Model Z Fairbanks-Morse

Content Tools

18 Dolbeare Drive Louisiana, MO 63353

An article in the June issue of G.E.M. sort of reminded me of the acquisition of my first antique engine which was about twenty five years ago.

I was born and reared in Eolia, a small town of about 300 people in east central Missouri. They used to have benches on the streets for people to sit and visit. One day I was sitting on a bench talking to a Mr. Horace Hoskins who was about 85 years old at the time.

I expressed the desire of obtaining an old engine, and he replied that he had one he no longer needed and would be willing to sell. Then he told me a little of the history of the engine.

This engine is a 1? HP model Z Fairbanks-Morse. John Booloodian, who operated a candy kitchen and ice cream parlor in Eolia bought this engine new in 1916 for twenty-five dollars. He used the engine on a five gallon ice cream freezer from 1916 until 1925 when electric power was brought into town. At that time Mr. Booloodian replaced this engine with an electric motor. Mr. Hoskins bought the engine from Mr. Booloodian. Mr. Hoskins said, 'Mr. Booloodian stated that he got twenty five dollars worth of good out of it so he would sell it to me for twenty five dollars.' Mr. Hoskins used this engine on a water pump for a while. Then, as he was a carpenter, he put the engine on a concrete mixer and it was used that way for years. When I asked Mr. Hoskins how much he wanted for it, he gave a little laugh and said, 'Well, I paid Johnnie twenty-five dollars for it, and I guess I got twenty-five dollars worth of good out of it, so I will sell it to you for twenty five dollars.'

I never have been able to figure out their reasoning, but you may be assured I have not got my twenty-five dollars worth of good out of it yet and I don't think it likely I will. In other words, it is not for sale!

I thought I was buying only the engine, but he sold me the complete mixer. He had mounted it on a wood frame, which was about rotted out.
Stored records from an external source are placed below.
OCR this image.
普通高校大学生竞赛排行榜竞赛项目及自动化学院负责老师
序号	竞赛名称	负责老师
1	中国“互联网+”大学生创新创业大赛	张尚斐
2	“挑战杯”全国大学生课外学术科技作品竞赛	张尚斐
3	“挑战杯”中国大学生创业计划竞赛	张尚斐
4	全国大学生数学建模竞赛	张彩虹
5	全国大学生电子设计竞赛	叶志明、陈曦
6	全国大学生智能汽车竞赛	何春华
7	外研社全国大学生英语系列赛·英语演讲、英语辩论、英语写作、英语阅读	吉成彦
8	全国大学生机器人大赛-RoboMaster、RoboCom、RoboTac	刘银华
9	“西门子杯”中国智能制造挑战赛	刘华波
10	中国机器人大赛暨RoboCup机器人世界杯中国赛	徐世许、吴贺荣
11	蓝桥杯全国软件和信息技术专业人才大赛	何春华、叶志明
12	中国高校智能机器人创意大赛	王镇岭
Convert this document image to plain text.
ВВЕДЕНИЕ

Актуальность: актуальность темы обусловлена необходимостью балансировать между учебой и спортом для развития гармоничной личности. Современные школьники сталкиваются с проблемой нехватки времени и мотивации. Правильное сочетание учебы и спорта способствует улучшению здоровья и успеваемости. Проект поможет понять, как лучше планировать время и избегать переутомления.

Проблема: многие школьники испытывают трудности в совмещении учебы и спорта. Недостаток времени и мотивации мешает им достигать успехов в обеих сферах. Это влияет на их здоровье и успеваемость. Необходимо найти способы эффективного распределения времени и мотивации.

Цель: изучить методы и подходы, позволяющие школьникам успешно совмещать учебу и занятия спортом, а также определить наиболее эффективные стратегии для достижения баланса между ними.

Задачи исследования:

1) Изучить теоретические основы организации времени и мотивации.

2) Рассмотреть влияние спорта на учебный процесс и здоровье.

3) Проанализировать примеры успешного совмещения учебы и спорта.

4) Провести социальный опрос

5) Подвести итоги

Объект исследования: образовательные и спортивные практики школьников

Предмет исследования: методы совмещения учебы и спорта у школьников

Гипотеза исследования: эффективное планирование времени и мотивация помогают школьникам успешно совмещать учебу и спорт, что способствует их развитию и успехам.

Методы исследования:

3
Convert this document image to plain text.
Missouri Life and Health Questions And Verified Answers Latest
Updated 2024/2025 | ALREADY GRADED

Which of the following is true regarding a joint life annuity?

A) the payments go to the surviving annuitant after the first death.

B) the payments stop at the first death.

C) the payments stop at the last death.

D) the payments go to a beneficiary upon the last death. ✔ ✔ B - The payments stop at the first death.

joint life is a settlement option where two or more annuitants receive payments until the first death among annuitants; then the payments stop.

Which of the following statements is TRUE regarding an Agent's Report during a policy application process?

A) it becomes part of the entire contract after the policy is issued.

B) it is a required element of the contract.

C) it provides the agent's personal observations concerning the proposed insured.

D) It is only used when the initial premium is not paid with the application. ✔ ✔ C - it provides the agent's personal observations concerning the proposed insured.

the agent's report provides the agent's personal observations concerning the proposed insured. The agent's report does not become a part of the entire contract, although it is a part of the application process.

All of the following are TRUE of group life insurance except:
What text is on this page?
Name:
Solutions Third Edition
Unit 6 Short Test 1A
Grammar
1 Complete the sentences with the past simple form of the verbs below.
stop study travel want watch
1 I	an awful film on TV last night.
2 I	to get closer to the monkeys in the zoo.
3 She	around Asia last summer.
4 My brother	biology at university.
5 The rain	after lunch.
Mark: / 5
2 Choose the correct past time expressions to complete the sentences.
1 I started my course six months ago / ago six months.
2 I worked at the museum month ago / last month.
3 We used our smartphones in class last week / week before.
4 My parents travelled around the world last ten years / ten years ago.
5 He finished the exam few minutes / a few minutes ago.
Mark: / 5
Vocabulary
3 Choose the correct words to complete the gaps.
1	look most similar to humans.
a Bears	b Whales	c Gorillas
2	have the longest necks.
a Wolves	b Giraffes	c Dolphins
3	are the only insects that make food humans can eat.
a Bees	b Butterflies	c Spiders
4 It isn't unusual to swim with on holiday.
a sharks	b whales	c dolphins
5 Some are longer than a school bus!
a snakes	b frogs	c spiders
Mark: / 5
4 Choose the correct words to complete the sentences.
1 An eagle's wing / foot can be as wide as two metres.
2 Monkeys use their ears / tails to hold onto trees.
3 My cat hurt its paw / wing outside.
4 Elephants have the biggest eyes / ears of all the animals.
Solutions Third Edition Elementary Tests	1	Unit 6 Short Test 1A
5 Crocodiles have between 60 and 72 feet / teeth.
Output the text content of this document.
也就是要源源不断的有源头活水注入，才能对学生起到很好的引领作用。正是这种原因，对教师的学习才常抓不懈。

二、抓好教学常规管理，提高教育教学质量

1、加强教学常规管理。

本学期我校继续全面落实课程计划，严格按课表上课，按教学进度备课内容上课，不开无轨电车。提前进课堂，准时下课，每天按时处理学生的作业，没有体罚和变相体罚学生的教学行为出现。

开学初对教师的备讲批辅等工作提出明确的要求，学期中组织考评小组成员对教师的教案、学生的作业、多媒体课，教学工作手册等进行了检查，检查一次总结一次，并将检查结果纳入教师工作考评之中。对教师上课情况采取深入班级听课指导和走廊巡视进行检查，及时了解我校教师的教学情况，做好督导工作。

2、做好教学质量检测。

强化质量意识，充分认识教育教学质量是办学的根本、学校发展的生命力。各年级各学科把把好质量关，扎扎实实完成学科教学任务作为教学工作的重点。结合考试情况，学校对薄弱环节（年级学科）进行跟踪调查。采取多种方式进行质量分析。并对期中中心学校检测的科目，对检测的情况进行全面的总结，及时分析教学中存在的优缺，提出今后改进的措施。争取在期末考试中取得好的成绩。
Later, I loaned the mixer to my good friend Clarence Fischer of Clarksville, MO, who by the way is retired as a field-man for the John Deere Company. Mr. Fischer, a man of many talents, and a good craftsman, decided to rebuild the frame of the mixer. He used steel and really did a wonderful job. It should last forever and that's a long time.

Of all the use this engine had during the years, it is still in its original configuration and has never been overhauled. It starts easy and runs good, and if you stay with the mixer for 8 hours you will know you have done a day's work.